My dad's Xeon server came with one CPU installed but an empty socket for a second one - as do many 2 socket systems. Should work fine.

HTH,
Simon.

Fivestar Crashtest:
Thanks, Simon.

I made a shopping list for a dual 5310 with 4Gig memory and it came to under $2000.  Not including drives or case, but I have drives.  I guess I'd have to get a case that could take E-ATX.  A dual 5310 was at No. 22 at Seti last night. 

Then I thought, what if I could do  a single  5320 and half the ram and add another processor and the rest of the ram later?  And then I thought, what if I did a single 5355?(over $1200 for just the processor)!  And then I saw the QX6700 was down to $970, and I already have a board that can take that.  Maybe the price will drop a little more when the 45 nm processors come out in a few months.

I guess it might be safer to stick with equipment that doesn't need fb-dimms.  That stuff is pricey!  I thought, well, I must want to fill every slot, so I can get quad channel and I was picking the cheapest brand, and still coming up with $600 worth of ram.  And what if one or two sticks was bad?  That would be so frustrating. 

Thanks for helping me think this over. ;)

Pam




Simon:
Pam,

I recommend a different route.

It still involves Xeons, but I'd advise you not to invest in DP ones unless you're after top spot in the rankings ;)

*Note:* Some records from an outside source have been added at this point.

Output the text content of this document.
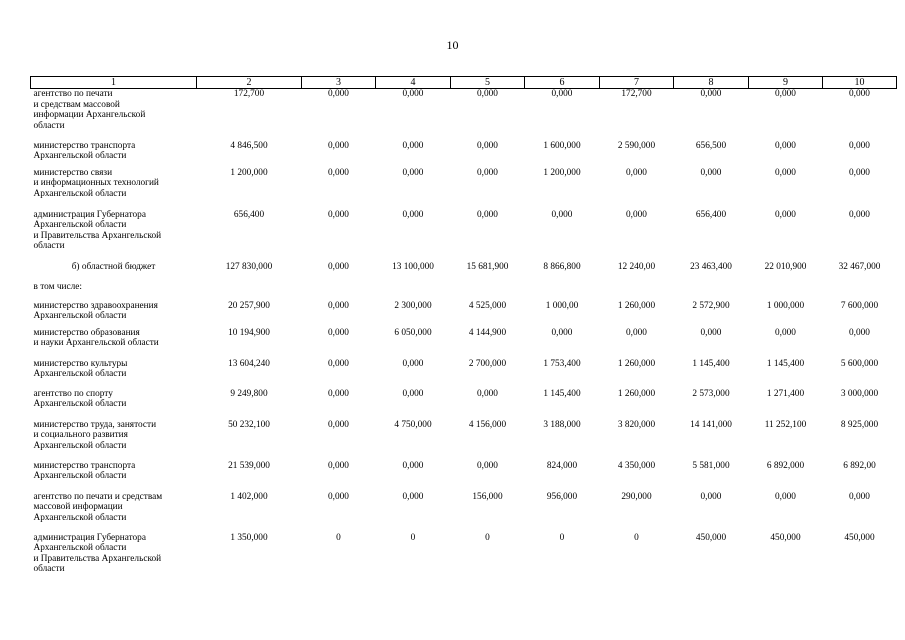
10
1	2	3	4	5	6	7	8	9	10

агентство по печати
и средствам массовой
информации Архангельской
области	172,700	0,000	0,000	0,000	0,000	172,700	0,000	0,000	0,000

министерство транспорта
Архангельской области	4 846,500	0,000	0,000	0,000	1 600,000	2 590,000	656,500	0,000	0,000

министерство связи
и информационных технологий
Архангельской области	1 200,000	0,000	0,000	0,000	1 200,000	0,000	0,000	0,000	0,000

администрация Губернатора
Архангельской области
и Правительства Архангельской
области	656,400	0,000	0,000	0,000	0,000	0,000	656,400	0,000	0,000

б) областной бюджет	127 830,000	0,000	13 100,000	15 681,900	8 866,800	12 240,00	23 463,400	22 010,900	32 467,000

в том числе:									

министерство здравоохранения
Архангельской области	20 257,900	0,000	2 300,000	4 525,000	1 000,00	1 260,000	2 572,900	1 000,000	7 600,000

министерство образования
и науки Архангельской области	10 194,900	0,000	6 050,000	4 144,900	0,000	0,000	0,000	0,000	0,000

министерство культуры
Архангельской области	13 604,240	0,000	0,000	2 700,000	1 753,400	1 260,000	1 145,400	1 145,400	5 600,000

агентство по спорту
Архангельской области	9 249,800	0,000	0,000	0,000	1 145,400	1 260,000	2 573,000	1 271,400	3 000,000

министерство труда, занятости
и социального развития
Архангельской области	50 232,100	0,000	4 750,000	4 156,000	3 188,000	3 820,000	14 141,000	11 252,100	8 925,000

министерство транспорта
Архангельской области	21 539,000	0,000	0,000	0,000	824,000	4 350,000	5 581,000	6 892,000	6 892,00

агентство по печати и средствам
массовой информации
Архангельской области	1 402,000	0,000	0,000	156,000	956,000	290,000	0,000	0,000	0,000

администрация Губернатора
Архангельской области
и Правительства Архангельской
области	1 350,000	0	0	0	0	0	450,000	450,000	450,000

Why, you ask? There are single-socket quad-core S775 Xeons that fit in consumer motherboards and overclock better than the QX6700 - specifically, they can run higher FSB frequencies. AFAIK, they're also competitively priced, and the cost offset between a DP server class motherboard and a consumer/enthusiast single-socket one is pretty large. You can easily stuff 4 GB into those, as well. By the way, I'm thinking this will not be just a cruncher, since you stuffed it full of RAM it would not really need (for S@H, anyway :)).

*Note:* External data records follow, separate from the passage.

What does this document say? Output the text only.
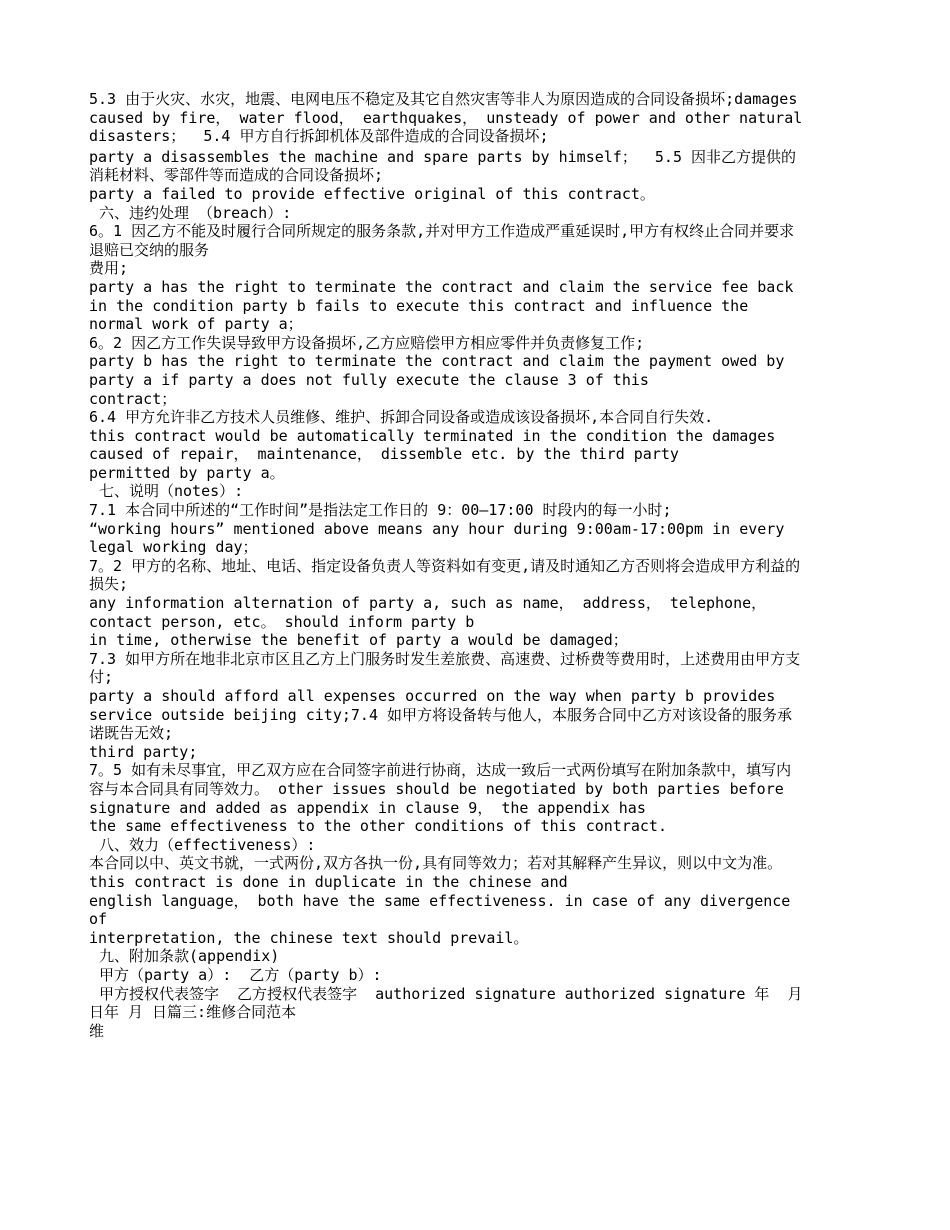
5.3 由于火灾、水灾，地震、电网电压不稳定及其它自然灾害等非人为原因造成的合同设备损坏;damages

caused by fire， water flood， earthquakes， unsteady of power and other natural

disasters；  5.4 甲方自行拆卸机体及部件造成的合同设备损坏;

party a disassembles the machine and spare parts by himself；  5.5 因非乙方提供的

消耗材料、零部件等而造成的合同设备损坏;

party a failed to provide effective original of this contract。

六、违约处理 （breach）:

6。1 因乙方不能及时履行合同所规定的服务条款,并对甲方工作造成严重延误时,甲方有权终止合同并要求

退赔已交纳的服务

费用;

party a has the right to terminate the contract and claim the service fee back

in the condition party b fails to execute this contract and influence the

normal work of party a；

6。2 因乙方工作失误导致甲方设备损坏,乙方应赔偿甲方相应零件并负责修复工作;

party b has the right to terminate the contract and claim the payment owed by

party a if party a does not fully execute the clause 3 of this

contract；

6.4 甲方允许非乙方技术人员维修、维护、拆卸合同设备或造成该设备损坏,本合同自行失效.

this contract would be automatically terminated in the condition the damages

caused of repair， maintenance， dissemble etc. by the third party

permitted by party a。

七、说明（notes）:

7.1 本合同中所述的“工作时间”是指法定工作日的 9：00—17:00 时段内的每一小时;

“working hours” mentioned above means any hour during 9:00am-17:00pm in every

legal working day；

7。2 甲方的名称、地址、电话、指定设备负责人等资料如有变更,请及时通知乙方否则将会造成甲方利益的

损失;

any information alternation of party a, such as name， address， telephone，

contact person, etc。 should inform party b

in time, otherwise the benefit of party a would be damaged；

7.3 如甲方所在地非北京市区且乙方上门服务时发生差旅费、高速费、过桥费等费用时，上述费用由甲方支

付;

party a should afford all expenses occurred on the way when party b provides

service outside beijing city;7.4 如甲方将设备转与他人，本服务合同中乙方对该设备的服务承

诺既告无效;

third party;

7。5 如有未尽事宜，甲乙双方应在合同签字前进行协商，达成一致后一式两份填写在附加条款中，填写内

容与本合同具有同等效力。 other issues should be negotiated by both parties before

signature and added as appendix in clause 9， the appendix has

the same effectiveness to the other conditions of this contract.

八、效力（effectiveness）:

本合同以中、英文书就，一式两份,双方各执一份,具有同等效力；若对其解释产生异议，则以中文为准。

this contract is done in duplicate in the chinese and

english language， both have the same effectiveness. in case of any divergence

of

interpretation, the chinese text should prevail。

九、附加条款(appendix)

甲方（party a）:  乙方（party b）:

甲方授权代表签字  乙方授权代表签字  authorized signature authorized signature 年  月

日年 月 日篇三:维修合同范本

维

The RAM will also be much cheaper, or for the same price, you could get stuff that's a lot quicker (DDR2-800 or 1066/1200 vs. FB-DDR2-667 or even slower).
I'll dig up a CPU model number for you.

<edit>
And this would be it -
http://processorfinder.intel.com/details.aspx?sSpec=SL9UP - Xeon 3220 UP. Priced below a QX6700, also runs at 2.4 GHz vs. 2.66 for the QX, but as I said, it's very overclockable. Get a robust after-market cooling solution and a quality OC-friendly motherboard for the price difference; you will be glad you did. People have reached 3.4 GHz with this processor pretty easily, and with sky-high FSBs, which make them fly.

This review may also be of interest to you.
</edit>

HTH,
Simon.

Fivestar Crashtest:
Simon:

Thanks, Simon, that is very sane advice.  That 3220 is going to be some cruncher! 

I've been laboring under the assumption that one needs 512 mb/core, so that's why I said 4 Gig for the dual quad.  Is that overkill?